Goals are a funny thing, they seem motivating at first and we like to see them as targets we want to shoot for and thus measure our performance and the performance of the organization. The problem with it is that sometimes what seemed attainable starts to look a bit out of reach as a deadline approaches, so there is a general tendency to come up with excuses instead of solutions. Is it fair to blame the leadership on their approach? Ultimately they are responsible, but perhaps there are ways to go around this that can help productivity get better in a measurable and easily attainable way.
Here is where Kaizen comes in. Kaizen is a philosophy that can make it easier to reach goals because its aim is not to focus on large macro achievements, but instead, it goes for smaller changes and actions that ensure you are in constant movement and continuous gradual improvement.
Kaizen stays away from making you believe there is such thing as an easy fix; a magic silver bullet that can make issues go away at a single shot. The Japanese word literally means, “change for better” and it is this beautiful simplicity that makes it so special because Kaizen is all about changing constantly and improving even if it’s just slightly.
The first step that you should take is that of identifying the processes that move your business. Business processes are what moves the organization forwards and they are absolutely necessary in order to function. It is a mistake to allow all the responsibility to fall to just one individual, as no company should operate in such way. Processes should be documented and reviewed in order to find ways that they can be improved. Constant review, training, and improvement should be applied to business processes as the company grows and the business environment changes. That is one of the most important aspects of Kaizen and a great to get started. What are you doing right now? How are you getting it done? Is it possible to improve even if is slightly? The answer to those questions will get you pointed in the right direction when it comes to implementing this philosophy for improved efficiency. Do not be discouraged by the fact that Kaizen is mostly used for assembly lines and manufacturing processes; it can actually be used for much more than just that as pretty much any process can and should be improved.
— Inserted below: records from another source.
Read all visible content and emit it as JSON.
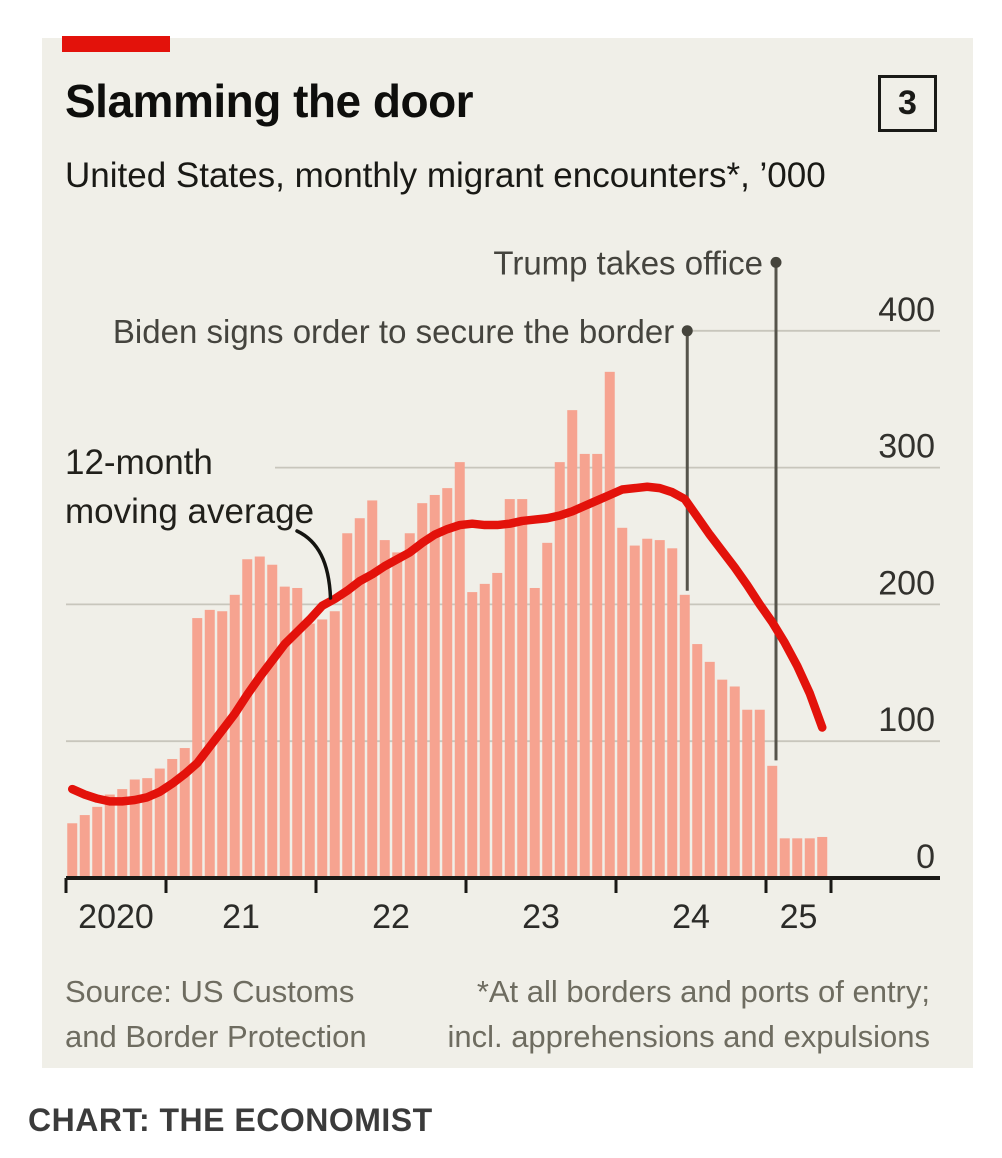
{
  "header": {
    "title": "Slamming the door",
    "subtitle": "United States, monthly migrant encounters*, ’000",
    "index_badge": "3"
  },
  "footer": {
    "source_line1": "Source: US Customs",
    "source_line2": "and Border Protection",
    "note_line1": "*At all borders and ports of entry;",
    "note_line2": "incl. apprehensions and expulsions"
  },
  "credit": "CHART: THE ECONOMIST",
  "colors": {
    "card_background": "#f0efe8",
    "brand_red": "#e3120b",
    "bar_fill": "#f6a390",
    "ma_line": "#e3120b",
    "gridline": "#c8c6bc",
    "axis": "#1a1916",
    "annotation_line": "#56544b",
    "annotation_dot": "#45443c",
    "annotation_text": "#45443e"
  },
  "chart_data": {
    "type": "bar",
    "title": "Slamming the door",
    "subtitle": "United States, monthly migrant encounters*, ’000",
    "unit": "thousands of encounters per month",
    "ylim": [
      0,
      430
    ],
    "yticks": [
      0,
      100,
      200,
      300,
      400
    ],
    "grid": true,
    "ytick_label_side": "right",
    "xtick_labels": [
      "2020",
      "21",
      "22",
      "23",
      "24",
      "25"
    ],
    "months": [
      "2020-05",
      "2020-06",
      "2020-07",
      "2020-08",
      "2020-09",
      "2020-10",
      "2020-11",
      "2020-12",
      "2021-01",
      "2021-02",
      "2021-03",
      "2021-04",
      "2021-05",
      "2021-06",
      "2021-07",
      "2021-08",
      "2021-09",
      "2021-10",
      "2021-11",
      "2021-12",
      "2022-01",
      "2022-02",
      "2022-03",
      "2022-04",
      "2022-05",
      "2022-06",
      "2022-07",
      "2022-08",
      "2022-09",
      "2022-10",
      "2022-11",
      "2022-12",
      "2023-01",
      "2023-02",
      "2023-03",
      "2023-04",
      "2023-05",
      "2023-06",
      "2023-07",
      "2023-08",
      "2023-09",
      "2023-10",
      "2023-11",
      "2023-12",
      "2024-01",
      "2024-02",
      "2024-03",
      "2024-04",
      "2024-05",
      "2024-06",
      "2024-07",
      "2024-08",
      "2024-09",
      "2024-10",
      "2024-11",
      "2024-12",
      "2025-01",
      "2025-02",
      "2025-03",
      "2025-04",
      "2025-05"
    ],
    "series": [
      {
        "name": "Monthly migrant encounters, '000",
        "render": "bar",
        "values": [
          40,
          46,
          52,
          61,
          65,
          72,
          73,
          80,
          87,
          95,
          190,
          196,
          195,
          207,
          233,
          235,
          229,
          213,
          212,
          186,
          189,
          195,
          252,
          263,
          276,
          247,
          238,
          252,
          274,
          280,
          285,
          304,
          209,
          215,
          223,
          277,
          277,
          212,
          245,
          304,
          342,
          310,
          310,
          370,
          256,
          243,
          248,
          247,
          241,
          207,
          171,
          158,
          145,
          140,
          123,
          123,
          82,
          29,
          29,
          29,
          30
        ]
      },
      {
        "name": "12-month moving average",
        "render": "line",
        "values": [
          65,
          61,
          58,
          56,
          56,
          57,
          59,
          63,
          69,
          76,
          84,
          96,
          108,
          120,
          134,
          147,
          159,
          171,
          180,
          189,
          199,
          204,
          210,
          217,
          222,
          228,
          233,
          238,
          245,
          251,
          255,
          258,
          259,
          258,
          258,
          259,
          261,
          262,
          263,
          265,
          268,
          272,
          276,
          280,
          284,
          285,
          286,
          285,
          282,
          277,
          264,
          251,
          239,
          227,
          214,
          200,
          187,
          172,
          155,
          135,
          110
        ]
      }
    ],
    "line_label": {
      "line1": "12-month",
      "line2": "moving average"
    },
    "annotations": [
      {
        "label": "Trump takes office",
        "month": "2025-01",
        "month_fraction": 56.3,
        "dot_value": 450,
        "line_bottom_value": 86
      },
      {
        "label": "Biden signs order to secure the border",
        "month": "2024-06",
        "month_fraction": 49.2,
        "dot_value": 400,
        "line_bottom_value": 210
      }
    ]
  }
}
Something to always keep in mind is the fact that employees should be empowered to play an active role in this process. This is especially important for small businesses because this is the stage of an organization in which each person’s role is highly influential. It doesn’t mean that in large companies employees are not important, is just that in small businesses it is not uncommon to have a person represent a whole department and that is why open communication is so important. Take suggestions and feedback seriously and encourage your employees to talk about what isn’t working out so great. Understand that they are experts in their specific processes and they have a closer look at how those processes develop; that is why this information should be highly valued and sought after.
No detail is too small. It is important to value the low hanging fruit and to realize that every opportunity where you can clearly see improvement should be valued and taken seriously. Small improvements can start adding percentile points that in the end will most likely end up becoming large improvements because of paying attention to detail. This applies everywhere in the company and not only in the areas that directly deal with expenses. Waist can be found in many forms, so anything that can save your employees time or even virtual storage space should be reviewed and analyzed as a possible area in which Kaizen can be applied.
Improvement is not a destination. One of the greatest things about Kaizen is that is not something you can “finish” per se, but instead it is a philosophy you must continue exploring. Properly implemented strategies should be intertwined with your company’s fabric and become part of its core culture. Do not limit the implementation of Kaizen to certain moments during the year or dependent on performance reviews, instead, make sure that it is assimilated as the way things should work and something your employees should always strive for no matter what. Kaizen should become second nature and much more than a simple tool.